Imagine the horrors of coronavirus, compounded and made permanent. That’s climate change. Politicians who care about the future (ours and theirs) can’t wait to act.

If you ask Americans what they care about, the results aren’t too surprising. Over decades of opinion polling, the same combination of issues tends to occupy the most mindshare: jobs, education, crime, health care. The order shifts with the ebbs and flows of the economy, but it’s generally stable.

Of course, we weren’t expecting the typical answers when my consulting firm (which is helping to run Andrew Yang’s campaign for mayor) recently polled 800 likely voters in New York City. Nor were we surprised by the top issue chosen by a whopping 45% of respondents: COVID-19. One year ago, hardly anyone knew what coronavirus was. Today, it’s all that most voters care about. The next two concerns that appeared on our survey—crime (11%) and racial and social justice (8%)—weren’t even close.

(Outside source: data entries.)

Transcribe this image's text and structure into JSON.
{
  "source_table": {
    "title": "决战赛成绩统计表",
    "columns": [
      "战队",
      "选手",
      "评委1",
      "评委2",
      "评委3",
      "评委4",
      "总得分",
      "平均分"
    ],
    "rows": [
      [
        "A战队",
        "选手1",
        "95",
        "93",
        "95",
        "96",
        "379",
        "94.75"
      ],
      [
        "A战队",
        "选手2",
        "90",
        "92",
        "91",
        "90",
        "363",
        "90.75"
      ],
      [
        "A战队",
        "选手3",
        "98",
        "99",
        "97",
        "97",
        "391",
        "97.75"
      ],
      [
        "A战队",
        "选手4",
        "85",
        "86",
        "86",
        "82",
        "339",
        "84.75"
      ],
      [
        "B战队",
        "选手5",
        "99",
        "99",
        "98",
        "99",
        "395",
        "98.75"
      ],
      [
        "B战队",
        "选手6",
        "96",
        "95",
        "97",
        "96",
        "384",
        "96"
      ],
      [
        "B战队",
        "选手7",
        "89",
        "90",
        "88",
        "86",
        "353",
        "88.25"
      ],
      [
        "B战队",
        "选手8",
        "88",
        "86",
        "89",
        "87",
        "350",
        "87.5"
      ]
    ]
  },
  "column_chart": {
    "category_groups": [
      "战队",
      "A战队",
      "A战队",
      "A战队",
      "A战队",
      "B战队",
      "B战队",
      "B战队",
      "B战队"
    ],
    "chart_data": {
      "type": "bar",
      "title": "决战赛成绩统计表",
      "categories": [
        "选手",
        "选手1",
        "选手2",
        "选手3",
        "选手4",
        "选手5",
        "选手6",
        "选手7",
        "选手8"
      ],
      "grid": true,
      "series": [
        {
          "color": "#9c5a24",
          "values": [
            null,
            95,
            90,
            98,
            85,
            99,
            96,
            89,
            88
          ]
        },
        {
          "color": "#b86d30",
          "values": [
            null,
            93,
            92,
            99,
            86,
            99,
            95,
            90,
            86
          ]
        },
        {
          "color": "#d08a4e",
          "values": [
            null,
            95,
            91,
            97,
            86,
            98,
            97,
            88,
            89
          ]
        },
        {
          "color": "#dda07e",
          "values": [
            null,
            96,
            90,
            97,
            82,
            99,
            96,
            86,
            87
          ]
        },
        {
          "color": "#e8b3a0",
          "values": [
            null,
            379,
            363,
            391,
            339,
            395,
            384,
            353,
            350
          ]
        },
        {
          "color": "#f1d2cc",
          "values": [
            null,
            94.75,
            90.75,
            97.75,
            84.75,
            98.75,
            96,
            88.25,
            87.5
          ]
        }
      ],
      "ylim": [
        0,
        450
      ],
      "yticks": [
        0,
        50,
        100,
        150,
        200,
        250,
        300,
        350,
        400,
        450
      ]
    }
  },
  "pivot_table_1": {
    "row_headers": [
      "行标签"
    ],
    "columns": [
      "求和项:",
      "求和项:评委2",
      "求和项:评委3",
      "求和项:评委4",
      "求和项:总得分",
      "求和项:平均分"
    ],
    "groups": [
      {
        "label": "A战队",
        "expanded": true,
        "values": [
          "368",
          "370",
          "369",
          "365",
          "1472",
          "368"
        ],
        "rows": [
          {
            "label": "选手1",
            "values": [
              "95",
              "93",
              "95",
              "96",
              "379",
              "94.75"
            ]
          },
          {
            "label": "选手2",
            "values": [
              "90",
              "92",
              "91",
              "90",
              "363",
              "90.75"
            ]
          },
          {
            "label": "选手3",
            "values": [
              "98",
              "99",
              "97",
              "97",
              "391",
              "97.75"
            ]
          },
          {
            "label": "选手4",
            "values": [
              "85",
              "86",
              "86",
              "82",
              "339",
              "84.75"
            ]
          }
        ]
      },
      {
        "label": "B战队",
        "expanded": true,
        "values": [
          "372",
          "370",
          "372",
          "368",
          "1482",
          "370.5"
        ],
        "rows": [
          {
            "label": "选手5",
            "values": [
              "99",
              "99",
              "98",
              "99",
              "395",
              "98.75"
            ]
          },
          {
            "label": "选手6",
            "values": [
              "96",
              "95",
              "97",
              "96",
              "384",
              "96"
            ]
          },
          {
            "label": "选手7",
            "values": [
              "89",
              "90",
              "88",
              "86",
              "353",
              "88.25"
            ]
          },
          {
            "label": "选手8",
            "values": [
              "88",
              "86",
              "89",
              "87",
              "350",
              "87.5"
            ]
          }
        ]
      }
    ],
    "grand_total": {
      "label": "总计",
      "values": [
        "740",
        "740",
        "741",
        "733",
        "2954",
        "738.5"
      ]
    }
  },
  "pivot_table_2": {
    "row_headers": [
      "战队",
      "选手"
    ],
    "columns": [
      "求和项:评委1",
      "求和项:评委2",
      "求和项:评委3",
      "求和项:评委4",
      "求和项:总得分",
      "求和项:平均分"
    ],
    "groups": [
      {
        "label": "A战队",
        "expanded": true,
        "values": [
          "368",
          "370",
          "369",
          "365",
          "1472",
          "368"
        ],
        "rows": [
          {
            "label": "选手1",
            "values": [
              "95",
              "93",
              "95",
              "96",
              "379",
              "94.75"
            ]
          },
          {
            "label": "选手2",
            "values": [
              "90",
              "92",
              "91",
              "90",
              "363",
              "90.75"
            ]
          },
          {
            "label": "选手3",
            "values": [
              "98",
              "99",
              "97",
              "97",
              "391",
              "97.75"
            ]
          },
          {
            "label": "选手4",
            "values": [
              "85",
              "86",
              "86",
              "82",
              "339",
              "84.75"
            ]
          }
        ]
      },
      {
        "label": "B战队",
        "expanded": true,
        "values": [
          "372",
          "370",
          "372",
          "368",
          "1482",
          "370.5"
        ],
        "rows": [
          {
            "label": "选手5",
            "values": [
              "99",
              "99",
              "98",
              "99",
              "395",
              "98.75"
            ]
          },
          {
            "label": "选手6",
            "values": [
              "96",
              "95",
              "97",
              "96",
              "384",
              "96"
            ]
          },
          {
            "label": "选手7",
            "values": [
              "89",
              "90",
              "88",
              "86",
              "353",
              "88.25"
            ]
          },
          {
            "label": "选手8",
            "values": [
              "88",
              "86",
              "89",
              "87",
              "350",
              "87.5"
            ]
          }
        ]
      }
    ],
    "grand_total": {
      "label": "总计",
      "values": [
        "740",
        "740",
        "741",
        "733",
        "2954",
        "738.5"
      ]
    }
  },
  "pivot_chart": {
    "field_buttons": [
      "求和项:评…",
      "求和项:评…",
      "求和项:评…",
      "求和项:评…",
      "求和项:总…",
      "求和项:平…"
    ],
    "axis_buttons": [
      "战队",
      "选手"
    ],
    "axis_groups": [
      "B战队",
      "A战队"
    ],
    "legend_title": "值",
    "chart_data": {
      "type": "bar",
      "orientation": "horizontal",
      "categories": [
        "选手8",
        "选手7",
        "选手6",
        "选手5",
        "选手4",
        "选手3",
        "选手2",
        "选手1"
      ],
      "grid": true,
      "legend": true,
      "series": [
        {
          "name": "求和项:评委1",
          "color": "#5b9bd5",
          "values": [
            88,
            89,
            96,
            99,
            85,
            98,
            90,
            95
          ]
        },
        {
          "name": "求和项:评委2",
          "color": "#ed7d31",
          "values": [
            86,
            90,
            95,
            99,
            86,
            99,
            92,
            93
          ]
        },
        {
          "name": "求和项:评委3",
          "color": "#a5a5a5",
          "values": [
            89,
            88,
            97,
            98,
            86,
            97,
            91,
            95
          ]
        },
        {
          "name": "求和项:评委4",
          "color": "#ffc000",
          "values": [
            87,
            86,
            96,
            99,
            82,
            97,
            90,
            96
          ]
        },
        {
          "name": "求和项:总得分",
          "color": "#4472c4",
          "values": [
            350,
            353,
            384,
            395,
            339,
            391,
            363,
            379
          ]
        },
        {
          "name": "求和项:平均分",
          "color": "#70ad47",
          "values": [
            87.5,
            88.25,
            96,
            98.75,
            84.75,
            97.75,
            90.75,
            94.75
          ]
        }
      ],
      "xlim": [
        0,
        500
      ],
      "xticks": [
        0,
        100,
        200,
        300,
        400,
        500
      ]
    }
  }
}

The poll helps to explain what New Yorkers are looking for in their next mayor. But it also contains lessons for future politicians. When a crisis arrives, voters want something different from the usual political norms. And the mother of all crises is still ahead of us.

I’m not talking about another pandemic, although that remains a risk. I’m talking about climate change. A decade from now, COVID-19 will be a painful, distant memory, and a new, harsh reality will be setting in. In the west, raging wildfires and smoke-filled days. In the east, massive hurricanes and flooding shorelines. In some parts of the world, this new reality will mean you can’t go outside during certain times of day, because the heat is too extreme. In others, it will mean daily water restrictions because of droughts.